Informacja o przyjęciu go do szpitala z powodu koronawirusa dotarła do nas na kilka dni przed świętem patrona dziennikarzy, św. Franciszka Salezego, i wszyscy, którzy dzielą to podwójne powołanie do komunikacji i Ewangelii, mogli modlić się za niego podczas różnych Eucharystii zorganizowanych z tej okazji w różnych diecezjach.
W wielkich dniach komunikacji kościelnej w Hiszpanii odszedł jeden z największych w komunikacji katolickiej. Tej trudnej misji duszpasterskiej poświęcił całe swoje życie kapłańskie, 46 lat. Ci z nas, którzy byli świadkami jego apostolskiej i dziennikarskiej gorliwości z pierwszej ręki, nie mają wątpliwości: był pasjonatem Ewangelii i wykorzystania mediów do jej przekazywania.
W wywiadzie udzielonym podczas konfrontacji do programu Ostatnie pytania TVE, stwierdził, że chociaż w tym czasie pandemii mężczyźni i kobiety w mediach muszą prowadzić narrację o sytuacjach bólu i choroby, konieczne jest, abyśmy wyszli do społeczeństwa i do mediów. "opowiedzieć prawdziwe historie o cudach, o nadziei, o dobrej nowinie, które pośród pandemii mają miejsce".
Kiedy to piszę, mój pierwszy artykuł w tym nowym komunikacyjnym przedsięwzięciu, jakim jest OmnesNie mogę przestać myśleć o tym proroczym zdaniu.

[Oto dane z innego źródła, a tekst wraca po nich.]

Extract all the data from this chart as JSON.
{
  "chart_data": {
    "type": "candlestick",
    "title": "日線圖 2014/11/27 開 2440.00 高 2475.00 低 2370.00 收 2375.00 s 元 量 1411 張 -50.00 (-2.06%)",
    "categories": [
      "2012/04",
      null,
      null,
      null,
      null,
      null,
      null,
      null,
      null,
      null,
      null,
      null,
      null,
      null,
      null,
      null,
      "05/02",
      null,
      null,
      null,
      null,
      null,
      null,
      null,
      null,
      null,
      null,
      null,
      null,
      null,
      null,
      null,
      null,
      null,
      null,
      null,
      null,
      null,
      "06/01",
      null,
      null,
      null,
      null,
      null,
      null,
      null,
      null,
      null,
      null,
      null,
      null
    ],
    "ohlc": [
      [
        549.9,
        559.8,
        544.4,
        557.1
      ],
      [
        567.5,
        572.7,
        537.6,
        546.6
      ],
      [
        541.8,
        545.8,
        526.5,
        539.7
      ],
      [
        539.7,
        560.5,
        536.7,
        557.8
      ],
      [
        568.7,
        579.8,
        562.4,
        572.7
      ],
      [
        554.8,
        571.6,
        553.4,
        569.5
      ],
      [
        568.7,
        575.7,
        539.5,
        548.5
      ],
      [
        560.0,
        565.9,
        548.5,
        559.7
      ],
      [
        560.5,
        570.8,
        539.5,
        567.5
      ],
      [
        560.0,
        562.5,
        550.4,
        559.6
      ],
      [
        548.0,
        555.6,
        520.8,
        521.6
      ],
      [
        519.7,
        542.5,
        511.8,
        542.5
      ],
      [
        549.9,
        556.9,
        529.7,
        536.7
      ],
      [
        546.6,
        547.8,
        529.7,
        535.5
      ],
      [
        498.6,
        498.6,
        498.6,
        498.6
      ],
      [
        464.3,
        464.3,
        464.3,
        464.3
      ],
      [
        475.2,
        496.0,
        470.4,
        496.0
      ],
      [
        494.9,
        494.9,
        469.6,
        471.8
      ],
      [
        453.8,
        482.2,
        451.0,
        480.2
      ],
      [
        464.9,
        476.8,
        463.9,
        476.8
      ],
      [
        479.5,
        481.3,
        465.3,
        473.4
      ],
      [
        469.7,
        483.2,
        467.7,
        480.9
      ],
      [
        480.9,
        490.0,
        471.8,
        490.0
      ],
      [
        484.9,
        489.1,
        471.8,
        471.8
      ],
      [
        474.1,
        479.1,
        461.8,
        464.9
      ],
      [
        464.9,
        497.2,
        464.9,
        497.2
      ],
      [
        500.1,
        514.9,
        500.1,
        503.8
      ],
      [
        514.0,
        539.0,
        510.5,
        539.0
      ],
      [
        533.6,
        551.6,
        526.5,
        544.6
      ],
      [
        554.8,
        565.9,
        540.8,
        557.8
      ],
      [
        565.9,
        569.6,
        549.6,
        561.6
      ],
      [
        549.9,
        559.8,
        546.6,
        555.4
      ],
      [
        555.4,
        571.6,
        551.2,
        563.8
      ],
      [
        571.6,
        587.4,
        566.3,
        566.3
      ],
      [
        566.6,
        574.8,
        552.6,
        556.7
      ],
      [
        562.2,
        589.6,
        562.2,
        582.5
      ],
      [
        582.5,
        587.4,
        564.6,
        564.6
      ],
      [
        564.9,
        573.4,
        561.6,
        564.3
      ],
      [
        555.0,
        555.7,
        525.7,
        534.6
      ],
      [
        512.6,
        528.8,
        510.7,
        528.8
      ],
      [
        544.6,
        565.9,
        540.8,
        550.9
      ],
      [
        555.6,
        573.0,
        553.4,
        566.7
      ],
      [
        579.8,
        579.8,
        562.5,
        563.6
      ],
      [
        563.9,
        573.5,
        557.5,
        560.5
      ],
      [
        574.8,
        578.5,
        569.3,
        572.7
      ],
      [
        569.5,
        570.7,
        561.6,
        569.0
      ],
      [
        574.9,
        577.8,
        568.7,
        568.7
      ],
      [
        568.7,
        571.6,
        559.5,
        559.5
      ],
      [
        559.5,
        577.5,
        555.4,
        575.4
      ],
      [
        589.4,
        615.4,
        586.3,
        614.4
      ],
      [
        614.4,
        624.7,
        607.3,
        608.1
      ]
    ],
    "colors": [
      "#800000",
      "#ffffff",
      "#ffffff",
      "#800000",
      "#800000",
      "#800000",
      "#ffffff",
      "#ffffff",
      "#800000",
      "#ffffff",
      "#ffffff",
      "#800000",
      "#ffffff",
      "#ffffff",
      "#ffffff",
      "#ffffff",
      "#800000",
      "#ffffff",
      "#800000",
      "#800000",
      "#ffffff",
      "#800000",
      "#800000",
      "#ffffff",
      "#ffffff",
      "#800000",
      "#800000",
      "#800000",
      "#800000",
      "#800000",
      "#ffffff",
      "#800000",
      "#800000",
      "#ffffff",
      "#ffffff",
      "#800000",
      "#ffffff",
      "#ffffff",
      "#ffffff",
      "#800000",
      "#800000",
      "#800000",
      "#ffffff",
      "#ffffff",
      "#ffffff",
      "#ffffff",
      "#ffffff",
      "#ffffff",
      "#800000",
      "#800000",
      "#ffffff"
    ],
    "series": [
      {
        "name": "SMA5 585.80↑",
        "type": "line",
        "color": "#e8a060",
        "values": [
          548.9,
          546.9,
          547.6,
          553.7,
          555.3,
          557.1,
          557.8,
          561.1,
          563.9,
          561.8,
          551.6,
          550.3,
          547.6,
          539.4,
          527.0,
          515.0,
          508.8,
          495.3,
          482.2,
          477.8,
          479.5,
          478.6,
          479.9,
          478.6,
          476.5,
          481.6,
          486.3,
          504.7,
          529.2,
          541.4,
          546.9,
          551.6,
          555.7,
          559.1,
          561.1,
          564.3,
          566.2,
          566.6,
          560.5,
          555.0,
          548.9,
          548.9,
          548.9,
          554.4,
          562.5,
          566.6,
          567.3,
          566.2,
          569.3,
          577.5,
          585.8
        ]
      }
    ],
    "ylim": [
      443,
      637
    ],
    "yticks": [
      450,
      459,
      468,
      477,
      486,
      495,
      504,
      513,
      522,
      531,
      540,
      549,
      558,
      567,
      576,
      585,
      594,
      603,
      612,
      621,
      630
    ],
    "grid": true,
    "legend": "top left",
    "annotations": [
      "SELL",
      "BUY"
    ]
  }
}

I faktem jest, że obok historii choroby i bólu, którą musimy opowiedzieć o śmierci biskupa Del Río, nie mamy innego wyboru, jak tylko cieszyć się z dobrej, pełnej nadziei wiadomości o ponownym uruchomieniu środka komunikacji, w którym będą opowiadane wszystkie te codzienne cuda, które dzieją się wokół nas także w czasie Covid.
W tym samym wywiadzie arcybiskup mówił o znaczeniu komunikacji dla zapewnienia społeczeństwu "nadal wzrastajcie w wolności i prawdzie, inaczej zdominuje nas kultura kłamstwa".
Nikt nie może uważać się za poinformowanego tylko przez to, co otrzymuje od grup medialnych. Whatsappgdzie krążą plotki i pogłoski. fałszywe wiadomości. Profesjonalne media zaangażowane w prawdę to jedyny sposób, by uchronić nas przed wirusem dezinformacji, który tak niszczy nasze relacje. Dlatego te nowe media to taka dobra wiadomość.
Tutaj będziemy opowiadać historie radości i łez, zwycięstw i porażek w obliczu wirusa, śmierci i zmartwychwstania... Historię Boga wplecioną w konkretne życie każdego mężczyzny i każdej kobiety. Dziś śmierć nie jest końcem, jak śpiewa hymn poległych w siłach zbrojnych, ale początkiem historii. Dziękuję, Juan, za zachęcanie nas do przekazywania dobrej nowiny i za to, że byłeś Dobrą Nowiną dla wszystkich.
Dziennikarz. Absolwent Nauk o Komunikacji oraz licencjat z Nauk o Religii. Pracuje w diecezjalnej delegaturze ds. mediów w Maladze. Jego liczne "wątki" na Twitterze dotyczące wiary i życia codziennego cieszą się dużą popularnością.